Vultures are part of the web of life, which connects them and their fellow creatures to our own lives. Turkey vultures are larger than black vultures, weighing about four to five pounds, with a wingspan of six feet. The turkey vulture’s most distinctive feature is its bright red, featherless head. In flight, a turkey vulture often appears to “wobble” and, from underneath, all of the flight feathers are light colored.
On the other hand, black vultures are smaller, weighing less than four pounds, with a wingspan of five feet or less. The black vulture’s head is grey and featherless, but larger in proportion than the turkey vultures. Viewed in flight, only the outer flight feathers of the black vulture are white.

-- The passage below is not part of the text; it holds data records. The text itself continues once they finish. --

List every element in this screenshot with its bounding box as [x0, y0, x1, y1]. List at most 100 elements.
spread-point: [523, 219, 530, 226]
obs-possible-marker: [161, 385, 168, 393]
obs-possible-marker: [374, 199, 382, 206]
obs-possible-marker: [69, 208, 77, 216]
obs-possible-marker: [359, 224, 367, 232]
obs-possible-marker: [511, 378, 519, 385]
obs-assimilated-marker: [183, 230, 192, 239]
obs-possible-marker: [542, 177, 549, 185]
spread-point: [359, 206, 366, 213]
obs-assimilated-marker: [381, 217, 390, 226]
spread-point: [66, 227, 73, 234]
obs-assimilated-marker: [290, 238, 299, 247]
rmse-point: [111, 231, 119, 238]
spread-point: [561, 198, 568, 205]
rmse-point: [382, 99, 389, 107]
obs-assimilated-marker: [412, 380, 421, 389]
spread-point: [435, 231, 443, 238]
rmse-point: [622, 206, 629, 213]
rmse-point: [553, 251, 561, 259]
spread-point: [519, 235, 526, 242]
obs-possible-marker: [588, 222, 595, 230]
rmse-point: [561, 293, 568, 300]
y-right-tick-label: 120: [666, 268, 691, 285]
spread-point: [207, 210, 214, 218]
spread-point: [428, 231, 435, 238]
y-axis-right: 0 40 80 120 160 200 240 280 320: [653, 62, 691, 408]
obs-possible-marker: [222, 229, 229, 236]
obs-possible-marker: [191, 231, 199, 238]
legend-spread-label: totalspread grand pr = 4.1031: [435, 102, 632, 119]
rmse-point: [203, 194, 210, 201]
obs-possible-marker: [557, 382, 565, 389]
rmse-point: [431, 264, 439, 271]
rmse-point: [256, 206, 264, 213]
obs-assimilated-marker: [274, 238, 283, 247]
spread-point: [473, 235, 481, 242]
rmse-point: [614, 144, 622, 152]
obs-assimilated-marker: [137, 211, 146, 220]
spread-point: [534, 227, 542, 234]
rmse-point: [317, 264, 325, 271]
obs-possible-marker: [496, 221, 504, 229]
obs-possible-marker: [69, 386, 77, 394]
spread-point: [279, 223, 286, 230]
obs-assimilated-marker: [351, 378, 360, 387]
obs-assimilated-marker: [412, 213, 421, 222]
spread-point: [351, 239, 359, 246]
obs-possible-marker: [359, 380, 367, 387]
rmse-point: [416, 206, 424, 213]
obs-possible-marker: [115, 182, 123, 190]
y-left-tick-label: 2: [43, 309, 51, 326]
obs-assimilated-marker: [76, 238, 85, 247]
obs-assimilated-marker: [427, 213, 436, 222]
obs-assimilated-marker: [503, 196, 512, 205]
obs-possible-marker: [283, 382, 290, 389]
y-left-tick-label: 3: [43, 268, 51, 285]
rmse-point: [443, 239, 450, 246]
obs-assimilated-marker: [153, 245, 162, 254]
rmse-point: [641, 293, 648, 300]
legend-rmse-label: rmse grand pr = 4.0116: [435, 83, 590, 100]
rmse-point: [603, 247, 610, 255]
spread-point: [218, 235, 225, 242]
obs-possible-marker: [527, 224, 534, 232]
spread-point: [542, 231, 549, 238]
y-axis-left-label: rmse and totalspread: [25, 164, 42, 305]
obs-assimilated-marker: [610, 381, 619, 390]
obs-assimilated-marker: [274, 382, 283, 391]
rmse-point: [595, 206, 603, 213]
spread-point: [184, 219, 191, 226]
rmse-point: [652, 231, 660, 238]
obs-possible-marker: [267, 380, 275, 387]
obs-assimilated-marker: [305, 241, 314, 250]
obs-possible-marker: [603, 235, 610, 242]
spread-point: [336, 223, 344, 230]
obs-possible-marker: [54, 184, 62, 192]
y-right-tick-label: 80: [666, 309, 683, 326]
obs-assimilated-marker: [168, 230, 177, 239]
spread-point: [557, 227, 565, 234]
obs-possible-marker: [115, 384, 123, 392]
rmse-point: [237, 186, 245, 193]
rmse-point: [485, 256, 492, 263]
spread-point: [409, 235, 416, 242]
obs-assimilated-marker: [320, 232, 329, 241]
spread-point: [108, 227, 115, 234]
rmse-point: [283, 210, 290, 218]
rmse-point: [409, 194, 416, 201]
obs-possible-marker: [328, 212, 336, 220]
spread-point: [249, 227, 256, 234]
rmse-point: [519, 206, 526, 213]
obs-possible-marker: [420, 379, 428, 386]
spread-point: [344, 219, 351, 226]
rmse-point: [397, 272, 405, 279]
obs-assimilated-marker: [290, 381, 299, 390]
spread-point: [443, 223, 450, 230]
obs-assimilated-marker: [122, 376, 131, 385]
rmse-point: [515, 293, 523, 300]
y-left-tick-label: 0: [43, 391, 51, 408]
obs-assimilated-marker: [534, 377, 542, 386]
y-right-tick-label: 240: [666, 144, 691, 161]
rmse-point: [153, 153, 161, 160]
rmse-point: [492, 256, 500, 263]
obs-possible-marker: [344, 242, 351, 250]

Although smaller in size, black vultures are feisty and aggressive birds. They often outcompete turkey vultures at carcasses. They will also only reluctantly abandon a feeding site at a carcass. My family almost learned this the hard way many years ago during a trip to South Carolina when my father almost ran his car into a flock of black vultures feeding on a road-killed deer. I warned him that the vultures might not get out of the way, and he slowed the car’s speed. The vultures moved back from the edge of the road as our car traveled past them. Looking back, I noticed they immediately hopped back onto the carcass after we had passed. If we had sped past at full speed, one of the bird’s could easily have panicked and flown into our path. A four-pound bird can do a lot of damage if it hits the windshield of a car traveling at 40 to 50 miles per hour. Trust me! You don’t want to put this to the test.
Perhaps that’s the moral of the story. Give vultures a wide berth and, in theory, they will do the same for you. Let’s face it. Vultures aren’t going to be cute and cuddly faces for ecological awareness. A polar bear or penguin, vultures simply are not. They still have a role to play, and we should be grateful they were created for just that purpose.